Synonymes, stemming/lemmatisation

okybaca · 4 December 2023 10:13

recently, i tried to understand the way, yacy uses synonymes.

still, one thing is not clear to me:
are synonymes used at the time of indexing or at the time of search?

the most logical way would be using synonymes enrichment at the time of
search, because indexing the synonymes doesn’t bring any new information and
would index even the words not included in the original text. in other
words, it increases the index size and doesn’t bring any advantage.

some languages are flexible (such as english, french, german, czech,
polish…), the word “left” and “leaves” does have meaning of “leave” and
should be indexed under one word entry. a lot of search engines use
stemming, or, better, lemmatisation in order to bring the word into neutral form for
indexing or search.

the “exact phrase” search is a problem then, since we search for occurence
of exactly the same sentence.

stopwords are language specific as well and should be treated separately for
each language.
german article ‘den’ means ‘day’ in czech, the word, which actualy holds a
meaning.

ideal approach imho (for the discussion):

indexing:

content → lang detect → stopwords removal (lang specific) → stemming
(lang specific) → indexing of stemmed words

search:

query → lang detect → stopwords removal (lang specific) → stemming
→ synonymes enrichment (lang specific) → stemming expansion (?) → search

not sure also, what it would do with planned vector search…

Sviatoslav · 4 December 2023 15:08

Being able to do a real exact search would be a huge advantage because the major search engines have lost this capability.

Orbiter · 19 December 2023 16:24

Synonymes and stemming are two different things:

Solr is able to do stemming; however YaCy an only poorly make use of it
Synonymes are handled before indexing: the text is enriched with synonymes as far as there is a synonym matching library attached. YaCy can do that. I once had a large synonym library file that magically jumped to me from that product with the two ‘oo’… we cannot distribute that. But YaCy can use it for synonym enrichment. Some years ago someone manufactured an alternative library but I don’t know where it is right now, maybe I can find it somewhere.

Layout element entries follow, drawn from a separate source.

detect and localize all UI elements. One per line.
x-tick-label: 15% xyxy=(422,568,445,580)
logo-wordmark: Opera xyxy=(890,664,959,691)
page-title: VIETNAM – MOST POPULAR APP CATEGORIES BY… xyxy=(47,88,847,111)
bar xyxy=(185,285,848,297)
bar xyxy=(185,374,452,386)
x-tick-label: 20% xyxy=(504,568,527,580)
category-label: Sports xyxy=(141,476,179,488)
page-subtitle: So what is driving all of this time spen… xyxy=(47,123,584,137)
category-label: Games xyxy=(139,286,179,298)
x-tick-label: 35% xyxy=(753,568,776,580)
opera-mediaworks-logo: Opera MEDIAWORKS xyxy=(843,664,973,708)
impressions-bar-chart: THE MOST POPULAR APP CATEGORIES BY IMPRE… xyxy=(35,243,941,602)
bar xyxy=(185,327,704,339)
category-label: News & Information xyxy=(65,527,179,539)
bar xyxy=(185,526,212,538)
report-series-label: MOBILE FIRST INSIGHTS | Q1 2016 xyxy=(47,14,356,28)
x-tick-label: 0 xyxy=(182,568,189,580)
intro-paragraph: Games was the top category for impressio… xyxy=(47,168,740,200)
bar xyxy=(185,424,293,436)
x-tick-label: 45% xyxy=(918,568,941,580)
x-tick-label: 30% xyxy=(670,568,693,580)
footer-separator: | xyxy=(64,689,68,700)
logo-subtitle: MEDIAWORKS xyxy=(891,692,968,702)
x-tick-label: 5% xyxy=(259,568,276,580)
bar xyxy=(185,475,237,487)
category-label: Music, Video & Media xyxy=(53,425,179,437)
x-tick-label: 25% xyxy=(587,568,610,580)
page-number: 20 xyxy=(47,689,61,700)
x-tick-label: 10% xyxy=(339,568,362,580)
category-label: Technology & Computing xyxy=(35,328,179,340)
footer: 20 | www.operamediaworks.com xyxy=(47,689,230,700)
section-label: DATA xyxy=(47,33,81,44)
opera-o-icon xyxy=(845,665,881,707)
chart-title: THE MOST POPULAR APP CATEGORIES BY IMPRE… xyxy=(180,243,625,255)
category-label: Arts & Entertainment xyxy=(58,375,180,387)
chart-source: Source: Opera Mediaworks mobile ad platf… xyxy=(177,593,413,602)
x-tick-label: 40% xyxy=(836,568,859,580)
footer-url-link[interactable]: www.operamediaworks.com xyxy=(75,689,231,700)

okybaca · 9 January 2024 11:25

Yes, one thing is a good synonymes dictionary.
One collection I stumbled upon when going through GitHub Issues. But as far as I could assess, they are not of a great quality.

Other way could be generation out of Wiktionary. This Finnish project could be an inspiration. This one is actually flexing, but wiktionary contains synonymes as well, at least for some languages.

The question is that synonymes (and stopwords) are language-specific and whether the language is detected before doing synonymes-enrichment.

Second question is if it should be done at the time of indexing. Then, with a huge synonymes dictionary, the index (and it’s RWI distribution) grows. Other approach would be synonymes-enrichment of a query at the time of search, which seems to be logical for me and could be at least an option…